Follicles usually remain capable of regrowth
With AA there is no physical loss of the follicles in the scalp, and they often remain capable of re-growing, even if a sufferer has had AA for years. Despite this, the condition is unpredictable and hair growth may fluctuate accordingly.
The team at Lucinda Ellery usually help clients with the Intralace System™, which is durable for two years. Maintenance of the re-growth (where the hair is growing normally or new re-grown hair appears) is normally required every six to eight weeks.
A doctor or dermatologist’s diagnosis of AA
Most cases of AA are characterised by a shiny patch of scalp that becomes visible through the hair and feels silky smooth. Around this patch, the hair is thin at the roots and breaks off, leaving behind stubble, which is extremely fine. Often, the entire hair shaft resembles an exclamation mark.
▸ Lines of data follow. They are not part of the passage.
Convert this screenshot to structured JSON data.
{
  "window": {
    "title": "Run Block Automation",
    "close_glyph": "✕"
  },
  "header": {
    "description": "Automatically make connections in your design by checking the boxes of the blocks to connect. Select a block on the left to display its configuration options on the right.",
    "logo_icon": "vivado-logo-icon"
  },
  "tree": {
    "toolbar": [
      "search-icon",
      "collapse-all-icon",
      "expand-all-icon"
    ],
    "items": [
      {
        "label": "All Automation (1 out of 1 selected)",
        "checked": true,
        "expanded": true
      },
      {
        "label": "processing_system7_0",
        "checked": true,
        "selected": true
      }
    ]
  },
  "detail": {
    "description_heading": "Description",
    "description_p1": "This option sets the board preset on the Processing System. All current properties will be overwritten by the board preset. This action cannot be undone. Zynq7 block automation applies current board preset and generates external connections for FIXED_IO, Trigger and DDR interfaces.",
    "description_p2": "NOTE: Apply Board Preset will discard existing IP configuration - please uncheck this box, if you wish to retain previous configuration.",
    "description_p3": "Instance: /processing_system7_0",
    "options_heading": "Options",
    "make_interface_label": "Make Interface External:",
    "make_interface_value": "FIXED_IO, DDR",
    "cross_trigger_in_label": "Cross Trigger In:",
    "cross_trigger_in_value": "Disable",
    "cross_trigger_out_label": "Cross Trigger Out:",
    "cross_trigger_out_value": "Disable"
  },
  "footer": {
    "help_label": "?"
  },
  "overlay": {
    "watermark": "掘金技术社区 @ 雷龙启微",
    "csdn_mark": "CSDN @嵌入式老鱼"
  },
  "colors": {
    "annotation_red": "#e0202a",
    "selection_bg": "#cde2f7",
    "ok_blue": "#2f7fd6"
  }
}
To diagnose AA, a doctor or dermatologist will closely examine the scalp and may take a small biopsy. A plug of less than a quarter of an inch is enough to examine under a microscope. Subsequent treatment depends on the extent of the condition.
AA can improve over time
Alopecia Areata is a very unpredictable type of hair loss. For some clients one or two patches may develop and then the hair fully grows back. In other cases clients can experience rapid hair loss which can sometimes result in total hair loss. The hair will sometimes grow back but it may then fall out again. Many people will need to manage Alopecia Areata for a number of years.
TV Star Gail Porter has shown immense courage when her blonde hair fell out at an extremely rapid rate due to Alopecia Areata. She chose to be open about her hair loss and made the brave (but unusual) decision to not cover her hair loss. Like many others she has had periods where some of the hair has grown back and she has also had periods of total hair loss.
The Intralace System is normally the most suitable of our options for clients that are managing Alopecia Areata. Approximate costs would be between £900 and £1800 for the initial application of the system which is durable for two years. Maintenance appointments are required every 6 to 8 weeks at an approx cost of £135 to £180.